Summit Partners managing director Scott Collins will get a seat on the Czech company’s board in return for its cash and will help the infused company to drive a strategy based around the ‘freemium’ software model.
Also used by European rivals such as AVG Software and Panda Security, freemium offers users a basic antivirus product at no cost in the hope that in time they will be willing to pay for a more featured product.
According to Avast, offering free antivirus since 2004 has allowed the company to claim a 100 million user base, an unknown number of whom pay for the upgraded paid-for product. The company and its new investor see potential to apply the same approach to business users.
“We are convinced that the freemium model is the wave of the future,” said Avast’s CEO, Vince Steckler, a US executive appointed to head the company in July 2009.
“This approach is already upsetting the traditional antivirus market. Instead of paying for advertising or installation on new computers, Avast continues to experience dramatic growth as fans of avast! recommend our products to their friends. The word-of-mouth of our large and loyal, satisfied customer base is certainly the most effective form of advertising,” he added.
In fact, it is more accurate to state that the freemium model has been around for some years and was considered more or less the only way for small, European antivirus companies to stand a chance against the huge marketing and partnering operations run by Symantec, McAfee and Trend Micro.
As it stands, Avast still has only one significant office, its Prague HQ, no history of hands-on support and even its large user base flatters to deceive.
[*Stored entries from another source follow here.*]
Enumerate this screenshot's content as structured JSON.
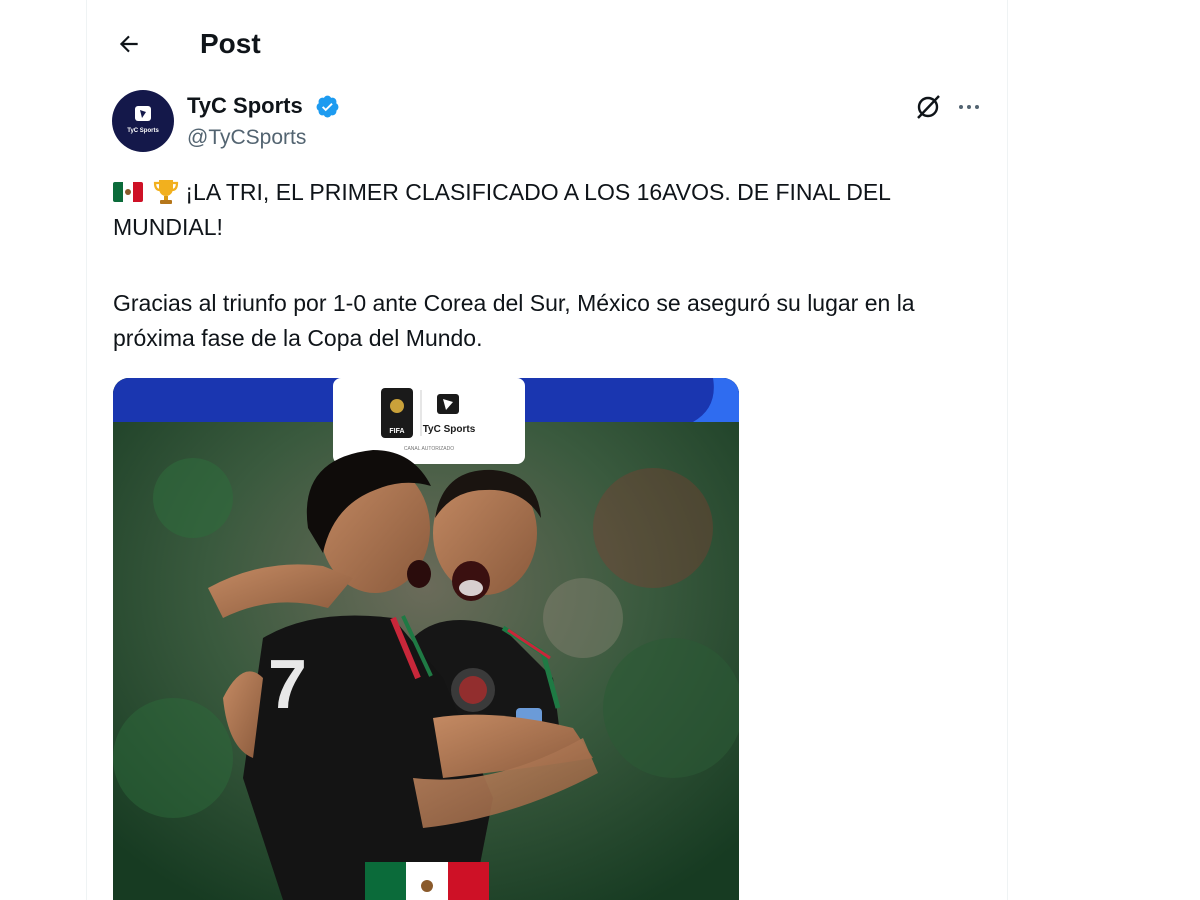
{
  "header": {
    "title": "Post"
  },
  "author": {
    "name": "TyC Sports",
    "handle": "@TyCSports",
    "verified": true,
    "avatar_text": "TyC Sports"
  },
  "post": {
    "headline": "¡LA TRI, EL PRIMER CLASIFICADO A LOS 16AVOS. DE FINAL DEL MUNDIAL!",
    "body": "Gracias al triunfo por 1-0 ante Corea del Sur, México se aseguró su lugar en la próxima fase de la Copa del Mundo.",
    "emojis": [
      "mexico-flag",
      "trophy"
    ]
  },
  "media": {
    "logo_text": "TyC Sports",
    "logo_subtext": "CANAL AUTORIZADO",
    "fifa_text": "FIFA",
    "jersey_number": "7"
  },
  "colors": {
    "brand_navy": "#14184a",
    "verified_blue": "#1d9bf0",
    "banner_blue": "#1a36b0"
  },
  "icons": [
    "back-arrow-icon",
    "verified-badge-icon",
    "grok-icon",
    "more-icon"
  ]
}
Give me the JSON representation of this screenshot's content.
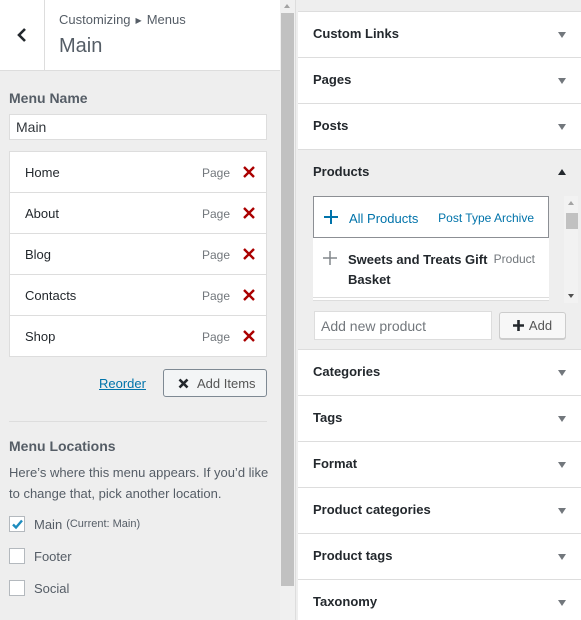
{
  "header": {
    "breadcrumb_root": "Customizing",
    "breadcrumb_child": "Menus",
    "title": "Main",
    "back_icon": "chevron-left-icon"
  },
  "menu_name": {
    "label": "Menu Name",
    "value": "Main"
  },
  "menu_items": [
    {
      "name": "Home",
      "type": "Page"
    },
    {
      "name": "About",
      "type": "Page"
    },
    {
      "name": "Blog",
      "type": "Page"
    },
    {
      "name": "Contacts",
      "type": "Page"
    },
    {
      "name": "Shop",
      "type": "Page"
    }
  ],
  "actions": {
    "reorder": "Reorder",
    "add_items": "Add Items"
  },
  "locations": {
    "label": "Menu Locations",
    "description": "Here’s where this menu appears. If you’d like to change that, pick another location.",
    "options": [
      {
        "label": "Main",
        "note": "(Current: Main)",
        "checked": true
      },
      {
        "label": "Footer",
        "note": "",
        "checked": false
      },
      {
        "label": "Social",
        "note": "",
        "checked": false
      }
    ]
  },
  "available_sections": [
    {
      "title": "Custom Links",
      "expanded": false
    },
    {
      "title": "Pages",
      "expanded": false
    },
    {
      "title": "Posts",
      "expanded": false
    },
    {
      "title": "Products",
      "expanded": true
    },
    {
      "title": "Categories",
      "expanded": false
    },
    {
      "title": "Tags",
      "expanded": false
    },
    {
      "title": "Format",
      "expanded": false
    },
    {
      "title": "Product categories",
      "expanded": false
    },
    {
      "title": "Product tags",
      "expanded": false
    },
    {
      "title": "Taxonomy",
      "expanded": false
    }
  ],
  "products": {
    "items": [
      {
        "name": "All Products",
        "type": "Post Type Archive"
      },
      {
        "name": "Sweets and Treats Gift Basket",
        "type": "Product"
      }
    ],
    "new_placeholder": "Add new product",
    "add_label": "Add"
  },
  "colors": {
    "accent": "#0073aa",
    "delete": "#a00",
    "checkmark": "#1e8cbe"
  }
}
People flock to companies offering free antivirus because the bigger brands charge significant annual subscriptions for almost the same basic features.
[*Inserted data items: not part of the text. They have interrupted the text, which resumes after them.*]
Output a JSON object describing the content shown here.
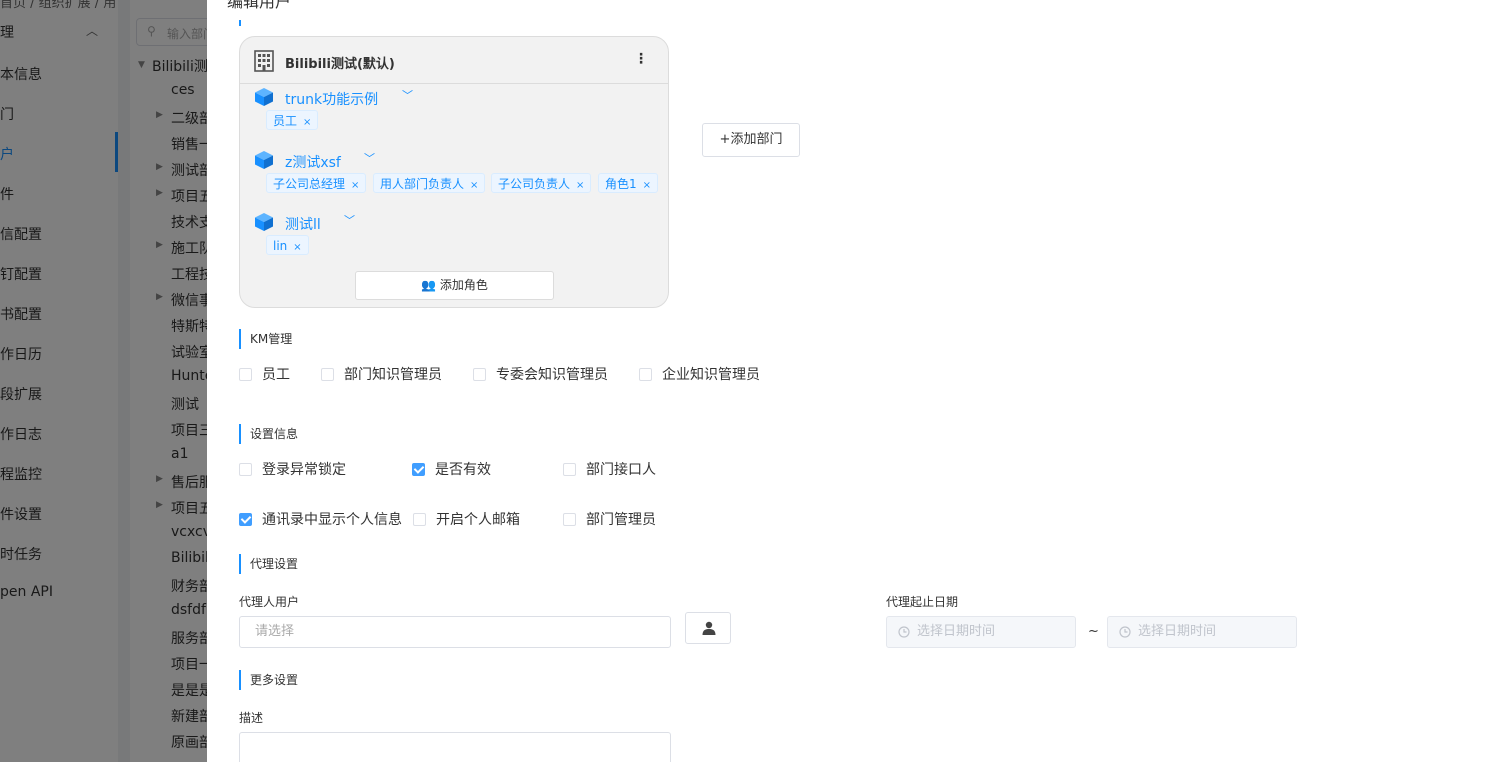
{
  "background": {
    "breadcrumb": "首页 / 组织扩展 / 用",
    "nav_section": "理",
    "nav_items": [
      "本信息",
      "门",
      "户",
      "件",
      "信配置",
      "钉配置",
      "书配置",
      "作日历",
      "段扩展",
      "作日志",
      "程监控",
      "件设置",
      "时任务",
      "pen API"
    ],
    "tree_search_placeholder": "输入部门",
    "tree_nodes": [
      "Bilibili测",
      "ces",
      "二级部",
      "销售一",
      "测试部",
      "项目五",
      "技术支",
      "施工队",
      "工程技",
      "微信事",
      "特斯特",
      "试验室",
      "Hunte",
      "测试",
      "项目三",
      "a1",
      "售后服",
      "项目五",
      "vcxcv",
      "Bilibil",
      "财务部",
      "dsfdf",
      "服务部",
      "项目一",
      "是是是",
      "新建部",
      "原画部"
    ]
  },
  "drawer": {
    "title": "编辑用户",
    "org_card": {
      "company_name": "Bilibili测试(默认)",
      "departments": [
        {
          "name": "trunk功能示例",
          "roles": [
            "员工"
          ]
        },
        {
          "name": "z测试xsf",
          "roles": [
            "子公司总经理",
            "用人部门负责人",
            "子公司负责人",
            "角色1"
          ]
        },
        {
          "name": "测试ll",
          "roles": [
            "lin"
          ]
        }
      ],
      "add_role_label": "添加角色"
    },
    "add_dept_label": "+添加部门",
    "km": {
      "title": "KM管理",
      "options": [
        {
          "label": "员工",
          "checked": false
        },
        {
          "label": "部门知识管理员",
          "checked": false
        },
        {
          "label": "专委会知识管理员",
          "checked": false
        },
        {
          "label": "企业知识管理员",
          "checked": false
        }
      ]
    },
    "settings": {
      "title": "设置信息",
      "options": [
        {
          "label": "登录异常锁定",
          "checked": false
        },
        {
          "label": "是否有效",
          "checked": true
        },
        {
          "label": "部门接口人",
          "checked": false
        },
        {
          "label": "通讯录中显示个人信息",
          "checked": true
        },
        {
          "label": "开启个人邮箱",
          "checked": false
        },
        {
          "label": "部门管理员",
          "checked": false
        }
      ]
    },
    "proxy": {
      "title": "代理设置",
      "user_label": "代理人用户",
      "user_placeholder": "请选择",
      "date_label": "代理起止日期",
      "start_placeholder": "选择日期时间",
      "end_placeholder": "选择日期时间",
      "separator": "~"
    },
    "more": {
      "title": "更多设置",
      "desc_label": "描述"
    }
  }
}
Despite its sudden popularity as a buzz term, freemium’s biggest rival is probably not paid-for antivirus so much as totally free software along the lines of Microsoft’s Security Essentials. This is rated as basic in its feature set but is slowly acquiring more sophistication, including that added by a recent upgrade.
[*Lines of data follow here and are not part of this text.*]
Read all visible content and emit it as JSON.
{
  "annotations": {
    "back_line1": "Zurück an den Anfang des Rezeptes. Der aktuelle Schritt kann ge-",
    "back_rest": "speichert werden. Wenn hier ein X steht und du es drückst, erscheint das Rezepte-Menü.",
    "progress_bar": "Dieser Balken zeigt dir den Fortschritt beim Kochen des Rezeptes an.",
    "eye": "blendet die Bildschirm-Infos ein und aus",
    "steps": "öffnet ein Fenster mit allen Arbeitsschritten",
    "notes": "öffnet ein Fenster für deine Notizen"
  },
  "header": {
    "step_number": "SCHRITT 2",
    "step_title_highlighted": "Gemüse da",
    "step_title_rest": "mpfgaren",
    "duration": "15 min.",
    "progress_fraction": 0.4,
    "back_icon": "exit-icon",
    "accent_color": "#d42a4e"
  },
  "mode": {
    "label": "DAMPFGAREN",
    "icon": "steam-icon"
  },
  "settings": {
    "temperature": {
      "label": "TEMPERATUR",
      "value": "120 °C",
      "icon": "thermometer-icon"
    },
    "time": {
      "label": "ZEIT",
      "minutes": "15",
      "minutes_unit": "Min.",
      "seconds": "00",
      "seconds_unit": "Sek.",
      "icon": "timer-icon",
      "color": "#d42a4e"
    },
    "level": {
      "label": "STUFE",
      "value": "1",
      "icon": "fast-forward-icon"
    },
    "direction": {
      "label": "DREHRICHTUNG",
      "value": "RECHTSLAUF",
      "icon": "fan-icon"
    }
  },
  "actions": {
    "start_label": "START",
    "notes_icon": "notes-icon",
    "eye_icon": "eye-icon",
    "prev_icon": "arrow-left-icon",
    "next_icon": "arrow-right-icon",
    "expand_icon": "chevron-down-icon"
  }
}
The commercial imperative is to get users to upgrade but means getting them to understand the purpose and value of the extra features. That might be easier to achieve with SME users as long as the price can beat the big three for value.
Avast is said to be profitable, but Summit Partners is likely to be after either an IPO – hinted at as a possibility during a conference call – or a sell out to a better known security brand. Venture capitalists don’t throw $100 million around these days without a good prospect of bettering their investment.